С осени 1902 года Ходасевич жил у старшего брата Михаила, в просторной квартире на углу Тверской и Пименовского переулка в доме Коровиной, 26. Отец его к этому времени, как уже говорилось, разорился. Содержать прежнюю семью он был не в силах и остался жить вдвоем с женой в их небольшой квартире. Все его дети, кроме Владислава, закончили обучение и твердо стояли на ногах, дочери были выданы замуж.

Для Владислава началась новая жизнь. Его любили в семье брата; очень привязана к нему была племянница Валентина, будущая художница, младше его всего на девять лет; она называла его «мой царь и бог». Здесь царил несколько иной дух, чем в доме родителей, — здесь часто появлялись художники, приятели Михаила, было веселее, свободнее, опека брата была почти неощутимой, ненавязчивой.
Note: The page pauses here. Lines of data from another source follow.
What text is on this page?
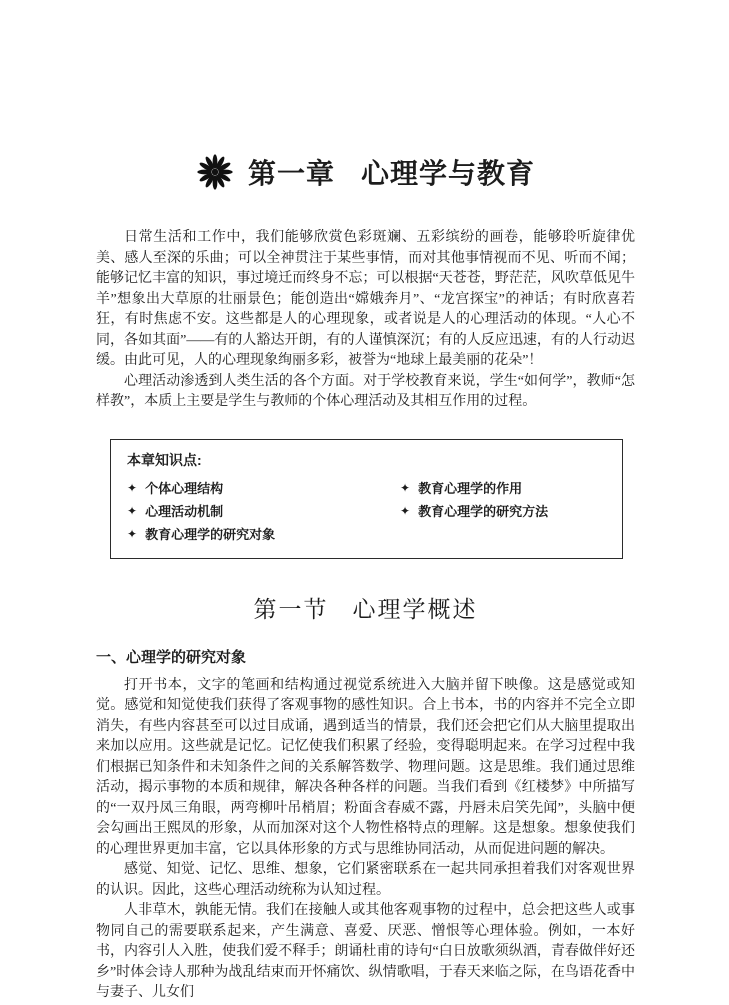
第一章 心理学与教育

日常生活和工作中，我们能够欣赏色彩斑斓、五彩缤纷的画卷，能够聆听旋律优美、感人至深的乐曲；可以全神贯注于某些事情，而对其他事情视而不见、听而不闻；能够记忆丰富的知识，事过境迁而终身不忘；可以根据“天苍苍，野茫茫，风吹草低见牛羊”想象出大草原的壮丽景色；能创造出“嫦娥奔月”、“龙宫探宝”的神话；有时欣喜若狂，有时焦虑不安。这些都是人的心理现象，或者说是人的心理活动的体现。“人心不同，各如其面”——有的人豁达开朗，有的人谨慎深沉；有的人反应迅速，有的人行动迟缓。由此可见，人的心理现象绚丽多彩，被誉为“地球上最美丽的花朵”！

心理活动渗透到人类生活的各个方面。对于学校教育来说，学生“如何学”，教师“怎样教”，本质上主要是学生与教师的个体心理活动及其相互作用的过程。

本章知识点:
✦ 个体心理结构
✦ 心理活动机制
✦ 教育心理学的研究对象
✦ 教育心理学的作用
✦ 教育心理学的研究方法
第一节 心理学概述
一、心理学的研究对象

打开书本，文字的笔画和结构通过视觉系统进入大脑并留下映像。这是感觉或知觉。感觉和知觉使我们获得了客观事物的感性知识。合上书本，书的内容并不完全立即消失，有些内容甚至可以过目成诵，遇到适当的情景，我们还会把它们从大脑里提取出来加以应用。这些就是记忆。记忆使我们积累了经验，变得聪明起来。在学习过程中我们根据已知条件和未知条件之间的关系解答数学、物理问题。这是思维。我们通过思维活动，揭示事物的本质和规律，解决各种各样的问题。当我们看到《红楼梦》中所描写的“一双丹凤三角眼，两弯柳叶吊梢眉；粉面含春威不露，丹唇未启笑先闻”，头脑中便会勾画出王熙凤的形象，从而加深对这个人物性格特点的理解。这是想象。想象使我们的心理世界更加丰富，它以具体形象的方式与思维协同活动，从而促进问题的解决。

感觉、知觉、记忆、思维、想象，它们紧密联系在一起共同承担着我们对客观世界的认识。因此，这些心理活动统称为认知过程。

人非草木，孰能无情。我们在接触人或其他客观事物的过程中，总会把这些人或事物同自己的需要联系起来，产生满意、喜爱、厌恶、憎恨等心理体验。例如，一本好书，内容引人入胜，使我们爱不释手；朗诵杜甫的诗句“白日放歌须纵酒，青春做伴好还乡”时体会诗人那种为战乱结束而开怀痛饮、纵情歌唱，于春天来临之际，在鸟语花香中与妻子、儿女们
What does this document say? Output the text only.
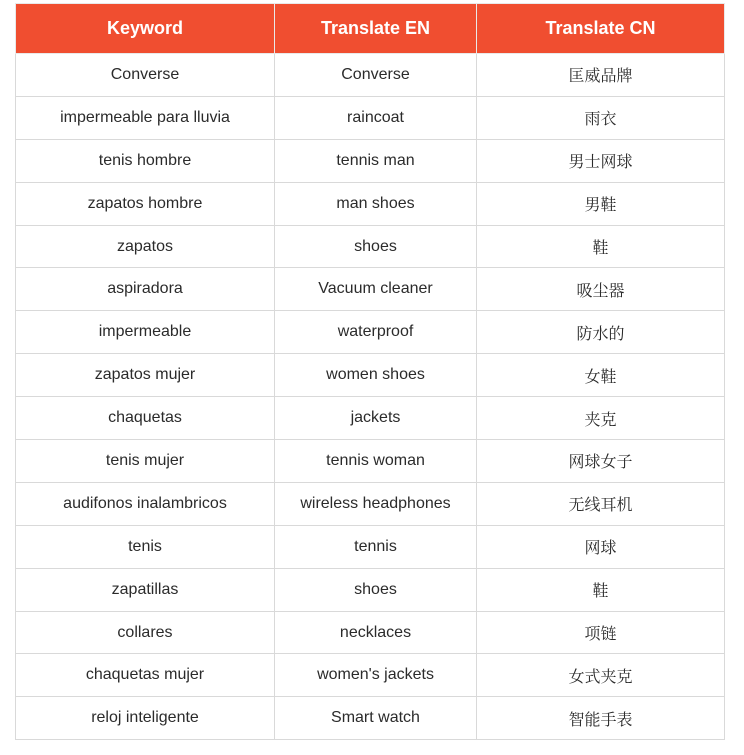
Keyword	Translate EN	Translate CN
Converse	Converse	匡威品牌
impermeable para lluvia	raincoat	雨衣
tenis hombre	tennis man	男士网球
zapatos hombre	man shoes	男鞋
zapatos	shoes	鞋
aspiradora	Vacuum cleaner	吸尘器
impermeable	waterproof	防水的
zapatos mujer	women shoes	女鞋
chaquetas	jackets	夹克
tenis mujer	tennis woman	网球女子
audifonos inalambricos	wireless headphones	无线耳机
tenis	tennis	网球
zapatillas	shoes	鞋
collares	necklaces	项链
chaquetas mujer	women's jackets	女式夹克
reloj inteligente	Smart watch	智能手表
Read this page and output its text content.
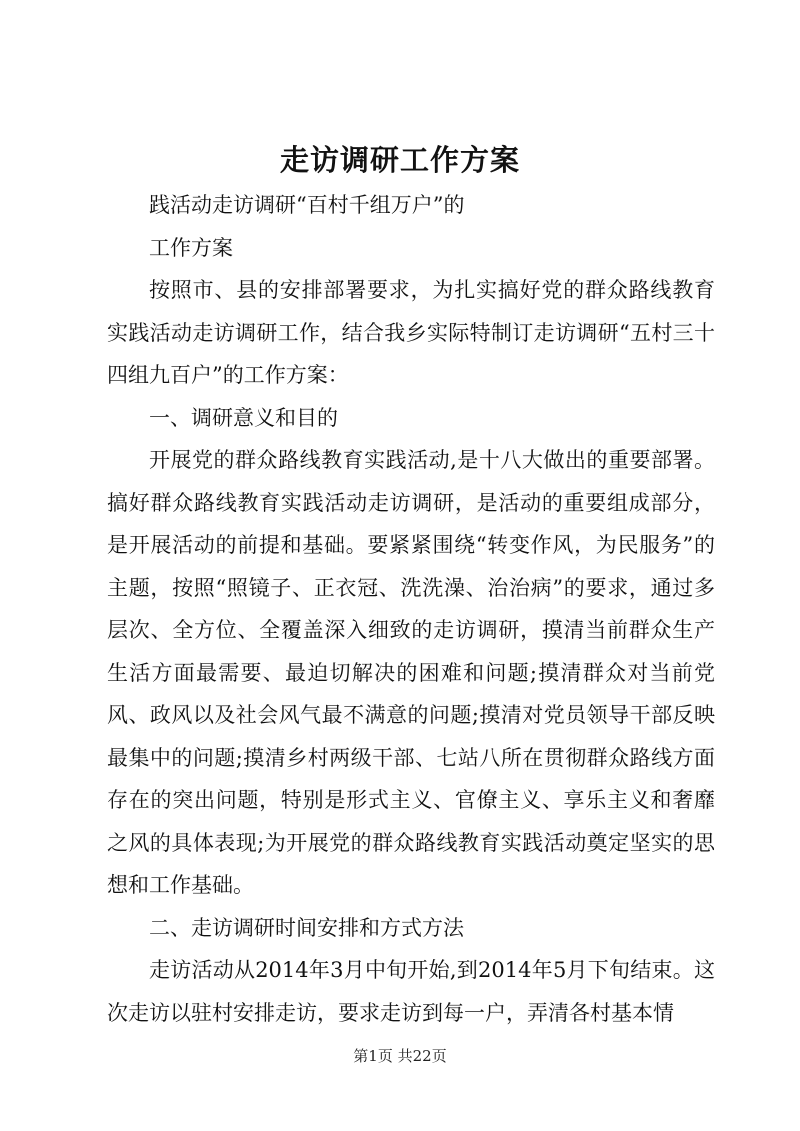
走访调研工作方案

践活动走访调研“百村千组万户”的

工作方案

按照市、县的安排部署要求，为扎实搞好党的群众路线教育实践活动走访调研工作，结合我乡实际特制订走访调研“五村三十四组九百户”的工作方案：

一、调研意义和目的

开展党的群众路线教育实践活动,是十八大做出的重要部署。搞好群众路线教育实践活动走访调研，是活动的重要组成部分，是开展活动的前提和基础。要紧紧围绕“转变作风，为民服务”的主题，按照“照镜子、正衣冠、洗洗澡、治治病”的要求，通过多层次、全方位、全覆盖深入细致的走访调研，摸清当前群众生产生活方面最需要、最迫切解决的困难和问题;摸清群众对当前党风、政风以及社会风气最不满意的问题;摸清对党员领导干部反映最集中的问题;摸清乡村两级干部、七站八所在贯彻群众路线方面存在的突出问题，特别是形式主义、官僚主义、享乐主义和奢靡之风的具体表现;为开展党的群众路线教育实践活动奠定坚实的思想和工作基础。

二、走访调研时间安排和方式方法

走访活动从2014年3月中旬开始,到2014年5月下旬结束。这次走访以驻村安排走访，要求走访到每一户，弄清各村基本情

第1页 共22页
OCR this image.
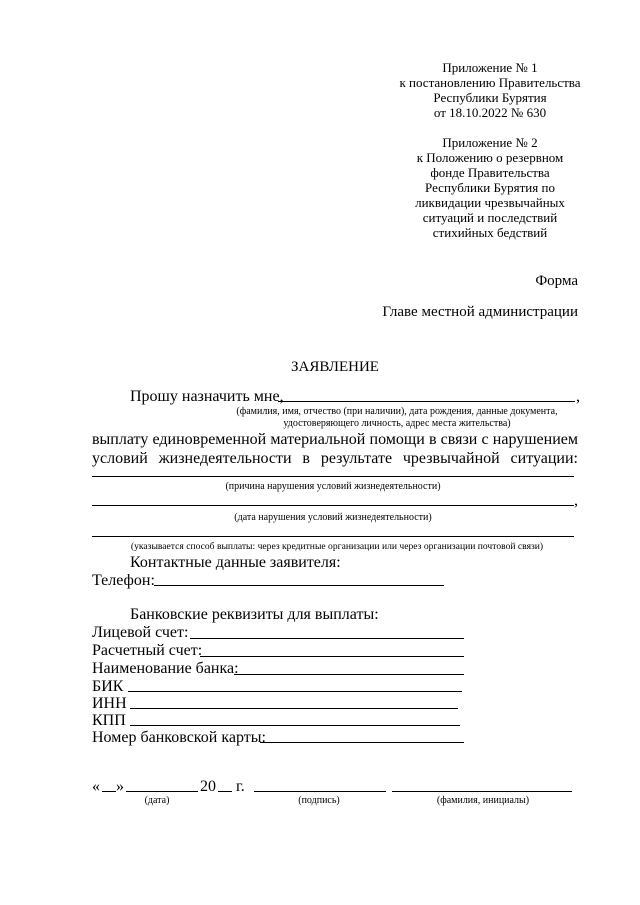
Приложение № 1
к постановлению Правительства
Республики Бурятия
от 18.10.2022 № 630
Приложение № 2
к Положению о резервном
фонде Правительства
Республики Бурятия по
ликвидации чрезвычайных
ситуаций и последствий
стихийных бедствий
Форма
Главе местной администрации
ЗАЯВЛЕНИЕ
Прошу назначить мне,	,
(фамилия, имя, отчество (при наличии), дата рождения, данные документа,
удостоверяющего личность, адрес места жительства)
выплату единовременной материальной помощи в связи с нарушением
условий жизнедеятельности в результате чрезвычайной ситуации:
(причина нарушения условий жизнедеятельности)
,
(дата нарушения условий жизнедеятельности)
(указывается способ выплаты: через кредитные организации или через организации почтовой связи)
Контактные данные заявителя:
Телефон:
Банковские реквизиты для выплаты:
Лицевой счет:
Расчетный счет:
Наименование банка:
БИК
ИНН
КПП
Номер банковской карты:
« »	20 г.
(дата)	(подпись)	(фамилия, инициалы)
Окончив гимназию в 1904 году, Владислав по совету брата поступил на юридический факультет университета и проучился там зиму 1904–1905 года, потом перешел на историко-филологический. Но смысл всей его жизни был уже сосредоточен в стихах. Брат обещал помогать деньгами — плата за обучение составляла 25 рублей за семестр. Проучившись два года: 1905–1906-й и 1906–1907-й, Ходасевич был уволен, как не внесший платы за обучение. Возможно, брат перестал субсидировать его учебу, будучи недоволен его ранней женитьбой, о которой речь впереди, возможно, не одобрил его уход с юридического — измену солидной профессии. А может быть, после разрыва с женой в 1907 году жизнь пошла так, что было уже не до учебы… В октябре 1908 года Ходасевич внес плату и был восстановлен в университете, но в 1910-м уволен опять по той же причине. В сентябре 1910 года он был снова принят, но, видимо по настоянию брата, на этот раз вернулся на юридический факультет. После осеннего полугодия 1910-го университет был оставлен окончательно…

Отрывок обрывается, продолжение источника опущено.